Levels of Design
Level 1: Software System
Some programmers jump right from the system level into designing classes, but it’s usually beneficial to think through higher level combinations of classes, such as subsystems or packages.
Level 2: Division into Subsystems or Packages
The main product of design at this level is the identification of all major subsystems. The subsystems can be big: database, user interface, business rules, command interpreter, report engine, and so on. The major design activity at this level is deciding how to partition the program into major subsystems and defining how each subsystem is allowed to use each other subsystem.
If all subsystems can communicate with all other subsystems, you lose the benefit of separating them at all. Make each subsystem meaningful by restricting communications.
communicating directly with every other subsystem raises some important questions:
- How many different parts of the system does a developer need to understand at least a little bit to change something in the graphics subsystem?
- What happens when you try to use the business rules in another system?
- What happens when you want to put a new user interface on the system, perhaps a command-line UI for test purposes?
- What happens when you want to put data storage on a remote machine?
You might think of the lines between subsystems as being hoses with water running through them. If you want to reach in and pull out a subsystem, that subsystem is going to have some hoses attached to it. The more hoses you have to disconnect and reconnect, the more wet you’re going to get. You want to architect your system so that if you pull out a subsystem to use elsewhere, you won’t have many hoses to reconnect and those hoses will reconnect easily.
The simplest relationship is to have one subsystem call routines in another. A more involved relationship is to have one subsystem contain classes from another. The most involved relationship is to have classes in one subsystem inherit from classes in another.

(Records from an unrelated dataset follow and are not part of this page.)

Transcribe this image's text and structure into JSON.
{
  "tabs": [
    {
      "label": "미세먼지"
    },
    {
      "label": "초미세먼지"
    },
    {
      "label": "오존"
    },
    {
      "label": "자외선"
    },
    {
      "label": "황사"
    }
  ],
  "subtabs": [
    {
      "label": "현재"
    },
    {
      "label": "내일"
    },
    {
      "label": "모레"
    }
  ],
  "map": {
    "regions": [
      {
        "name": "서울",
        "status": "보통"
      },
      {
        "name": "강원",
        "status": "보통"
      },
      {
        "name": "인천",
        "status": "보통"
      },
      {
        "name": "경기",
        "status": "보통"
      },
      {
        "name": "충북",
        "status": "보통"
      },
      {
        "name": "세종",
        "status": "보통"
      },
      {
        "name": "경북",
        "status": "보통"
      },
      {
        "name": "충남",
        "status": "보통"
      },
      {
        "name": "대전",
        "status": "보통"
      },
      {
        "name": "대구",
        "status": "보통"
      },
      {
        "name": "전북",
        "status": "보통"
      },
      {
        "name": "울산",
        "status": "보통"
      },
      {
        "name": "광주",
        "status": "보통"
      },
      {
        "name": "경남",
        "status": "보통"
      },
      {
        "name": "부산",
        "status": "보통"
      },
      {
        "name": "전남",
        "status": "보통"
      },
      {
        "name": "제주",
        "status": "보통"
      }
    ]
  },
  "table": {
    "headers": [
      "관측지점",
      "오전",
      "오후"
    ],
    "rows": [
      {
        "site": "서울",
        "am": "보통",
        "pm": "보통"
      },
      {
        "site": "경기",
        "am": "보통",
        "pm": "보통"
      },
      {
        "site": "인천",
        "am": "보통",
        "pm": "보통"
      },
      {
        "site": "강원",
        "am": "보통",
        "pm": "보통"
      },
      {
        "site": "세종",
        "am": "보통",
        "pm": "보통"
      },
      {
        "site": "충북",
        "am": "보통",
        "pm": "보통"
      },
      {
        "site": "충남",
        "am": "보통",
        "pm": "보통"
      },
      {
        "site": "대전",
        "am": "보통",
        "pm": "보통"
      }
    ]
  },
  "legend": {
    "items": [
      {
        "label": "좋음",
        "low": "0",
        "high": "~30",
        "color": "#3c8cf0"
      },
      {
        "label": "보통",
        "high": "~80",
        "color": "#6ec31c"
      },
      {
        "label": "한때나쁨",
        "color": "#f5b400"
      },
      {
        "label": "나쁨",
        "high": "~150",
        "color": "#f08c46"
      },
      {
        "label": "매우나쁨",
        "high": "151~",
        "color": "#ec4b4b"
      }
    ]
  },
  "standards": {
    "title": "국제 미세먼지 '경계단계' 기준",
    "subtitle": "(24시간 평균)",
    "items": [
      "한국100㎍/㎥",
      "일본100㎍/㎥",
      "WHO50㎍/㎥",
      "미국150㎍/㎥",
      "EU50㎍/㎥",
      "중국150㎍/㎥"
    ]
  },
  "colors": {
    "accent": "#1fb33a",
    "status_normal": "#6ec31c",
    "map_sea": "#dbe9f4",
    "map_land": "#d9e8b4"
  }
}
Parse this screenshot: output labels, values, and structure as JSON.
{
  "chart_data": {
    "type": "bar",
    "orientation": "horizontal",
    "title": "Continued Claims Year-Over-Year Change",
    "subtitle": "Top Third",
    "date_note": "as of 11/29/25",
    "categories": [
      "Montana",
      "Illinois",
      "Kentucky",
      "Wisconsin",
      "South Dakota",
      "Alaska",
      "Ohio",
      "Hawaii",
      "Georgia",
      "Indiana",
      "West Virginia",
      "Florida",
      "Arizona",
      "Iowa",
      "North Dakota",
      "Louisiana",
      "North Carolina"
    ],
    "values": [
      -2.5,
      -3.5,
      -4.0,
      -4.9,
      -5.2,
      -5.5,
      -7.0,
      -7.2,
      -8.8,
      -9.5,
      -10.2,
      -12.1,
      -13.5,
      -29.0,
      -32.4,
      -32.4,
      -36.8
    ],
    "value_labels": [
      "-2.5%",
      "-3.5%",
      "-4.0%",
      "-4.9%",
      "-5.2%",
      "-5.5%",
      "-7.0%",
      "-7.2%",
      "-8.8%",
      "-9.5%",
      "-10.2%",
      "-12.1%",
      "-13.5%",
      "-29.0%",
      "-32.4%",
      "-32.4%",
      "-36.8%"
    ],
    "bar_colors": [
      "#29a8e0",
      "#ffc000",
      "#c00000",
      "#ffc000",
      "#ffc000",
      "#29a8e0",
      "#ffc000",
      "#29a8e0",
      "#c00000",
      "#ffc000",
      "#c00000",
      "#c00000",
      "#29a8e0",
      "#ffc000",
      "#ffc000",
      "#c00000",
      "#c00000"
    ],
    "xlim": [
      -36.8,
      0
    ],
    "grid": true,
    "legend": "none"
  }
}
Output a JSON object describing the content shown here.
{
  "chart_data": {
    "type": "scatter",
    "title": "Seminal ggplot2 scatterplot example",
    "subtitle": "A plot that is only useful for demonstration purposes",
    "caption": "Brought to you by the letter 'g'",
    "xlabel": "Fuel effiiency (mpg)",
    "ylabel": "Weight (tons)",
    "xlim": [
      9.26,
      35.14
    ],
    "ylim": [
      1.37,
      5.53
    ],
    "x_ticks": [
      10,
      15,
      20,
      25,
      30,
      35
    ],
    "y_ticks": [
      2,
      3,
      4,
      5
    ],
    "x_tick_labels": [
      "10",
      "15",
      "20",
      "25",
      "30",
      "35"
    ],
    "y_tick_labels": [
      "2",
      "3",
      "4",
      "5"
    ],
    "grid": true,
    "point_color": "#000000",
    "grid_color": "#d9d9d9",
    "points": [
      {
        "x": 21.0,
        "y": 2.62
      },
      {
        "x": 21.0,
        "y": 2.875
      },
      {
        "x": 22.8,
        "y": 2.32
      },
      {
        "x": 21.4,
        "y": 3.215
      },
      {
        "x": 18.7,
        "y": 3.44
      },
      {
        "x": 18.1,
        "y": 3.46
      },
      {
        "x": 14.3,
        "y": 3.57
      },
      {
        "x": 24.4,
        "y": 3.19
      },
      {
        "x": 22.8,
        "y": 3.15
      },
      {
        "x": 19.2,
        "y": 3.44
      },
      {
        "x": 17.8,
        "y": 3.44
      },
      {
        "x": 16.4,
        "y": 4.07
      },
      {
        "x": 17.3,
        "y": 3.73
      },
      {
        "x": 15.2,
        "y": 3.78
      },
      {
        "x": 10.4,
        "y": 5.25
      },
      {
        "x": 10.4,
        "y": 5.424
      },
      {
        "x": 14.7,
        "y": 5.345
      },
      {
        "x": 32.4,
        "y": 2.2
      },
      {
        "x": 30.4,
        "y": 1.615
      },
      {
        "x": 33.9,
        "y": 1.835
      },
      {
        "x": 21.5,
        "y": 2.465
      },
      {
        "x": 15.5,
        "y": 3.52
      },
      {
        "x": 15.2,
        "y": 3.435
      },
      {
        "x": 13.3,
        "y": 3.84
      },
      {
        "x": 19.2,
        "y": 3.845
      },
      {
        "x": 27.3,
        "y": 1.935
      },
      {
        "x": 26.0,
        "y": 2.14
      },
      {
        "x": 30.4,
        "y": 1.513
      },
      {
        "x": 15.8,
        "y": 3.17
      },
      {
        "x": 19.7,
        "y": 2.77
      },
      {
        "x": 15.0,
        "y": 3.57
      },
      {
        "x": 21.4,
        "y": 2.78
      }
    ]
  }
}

a program shouldn’t contain any circular relationships in which Class A uses Class B, Class B uses Class C, and Class C uses Class A.
Business rules are the laws, regulations, policies, and procedures that you encode into a computer system.
Create a subsystem to isolate user-interface components so that the user interface can evolve without damaging the rest of the program.
You can hide the implementation details of accessing a database so that most of the program doesn’t need to worry about the messy details of manipulating low-level structures and can deal with the data in terms of how it’s used at the business-problem level.
centralize database operations in one place and reduce the chance of errors in working with the data.
It make it easy to change the database design structure without changing most of the program.
Package operating-system dependencies into a subsystem for the same reason you package hardware dependencies. If you’re developing a program for Microsoft Windows, for example, why limit yourself to the Windows environment? Isolate the Windows calls in a Windows-interface subsystem. If you later want to move your program to Mac OS or Linux, all you’ll have to change is the interface subsystem.